The flip side: refreshed content often sees outsised gains in AI citations because freshness is a strong signal for AI systems selecting sources to cite.
Frequently Asked Questions
How fast does content typically decay?
It varies by industry and competition level. In fast-moving fields like SEO and technology, significant decay can happen within 6-12 months. In evergreen niches like personal finance fundamentals, content may stay relevant for 2-3 years. The average across industries is roughly 12-18 months from publish to noticeable decline.
Should I update the publish date when refreshing content?
Only if you've made substantial changes — new data, rewritten sections, added content. Changing the date on a minor edit is misleading and Google has indicated this practice may be treated as a spam signal. A good rule: if you've changed less than 30% of the content, don't update the date.
Is it better to refresh old content or publish new content?
For competitive keywords where you already rank on page 1-2, refreshing existing content almost always produces better ROI than publishing new content on the same topic. The existing page has accumulated authority, backlinks, and user engagement data. For new keyword targets where you have no existing content, publishing new is obviously necessary.
How do I prioritise which decaying pages to fix first?

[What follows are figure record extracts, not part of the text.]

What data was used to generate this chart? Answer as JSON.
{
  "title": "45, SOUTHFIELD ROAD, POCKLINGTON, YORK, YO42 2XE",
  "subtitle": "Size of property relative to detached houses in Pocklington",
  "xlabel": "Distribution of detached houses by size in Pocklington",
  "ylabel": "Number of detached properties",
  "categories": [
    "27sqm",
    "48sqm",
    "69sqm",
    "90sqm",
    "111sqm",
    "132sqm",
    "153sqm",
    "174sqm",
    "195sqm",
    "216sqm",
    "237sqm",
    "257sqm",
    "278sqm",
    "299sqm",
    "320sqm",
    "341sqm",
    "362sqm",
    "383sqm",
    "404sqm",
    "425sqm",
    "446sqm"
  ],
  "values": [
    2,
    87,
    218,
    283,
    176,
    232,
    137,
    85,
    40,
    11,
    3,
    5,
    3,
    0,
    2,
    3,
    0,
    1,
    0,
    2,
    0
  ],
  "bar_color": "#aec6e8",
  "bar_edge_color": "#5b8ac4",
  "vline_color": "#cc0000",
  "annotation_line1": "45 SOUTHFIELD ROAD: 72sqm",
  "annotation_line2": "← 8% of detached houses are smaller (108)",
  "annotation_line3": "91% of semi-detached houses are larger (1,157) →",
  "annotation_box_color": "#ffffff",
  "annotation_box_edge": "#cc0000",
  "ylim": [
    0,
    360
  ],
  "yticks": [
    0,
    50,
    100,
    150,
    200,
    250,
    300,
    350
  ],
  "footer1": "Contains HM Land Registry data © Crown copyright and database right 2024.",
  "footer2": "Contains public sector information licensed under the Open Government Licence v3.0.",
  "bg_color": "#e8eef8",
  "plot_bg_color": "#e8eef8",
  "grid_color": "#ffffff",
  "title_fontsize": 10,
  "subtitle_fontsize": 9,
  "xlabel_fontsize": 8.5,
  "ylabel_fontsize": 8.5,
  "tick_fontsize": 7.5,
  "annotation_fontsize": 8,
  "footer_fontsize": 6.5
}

Prioritise by revenue impact. Start with pages that drove the most conversions or traffic before decay, and that have fallen the least (early decay is easier to reverse than critical decay). Pages in the "active decay" category with high historical value should be your top priority.
Can content decay be completely prevented?
No. Decay is a natural consequence of a dynamic search ecosystem. Competitors improve, user expectations evolve, and information becomes outdated. The goal isn't prevention — it's systematic detection and maintenance. A well-maintained content library decays slower and recovers faster.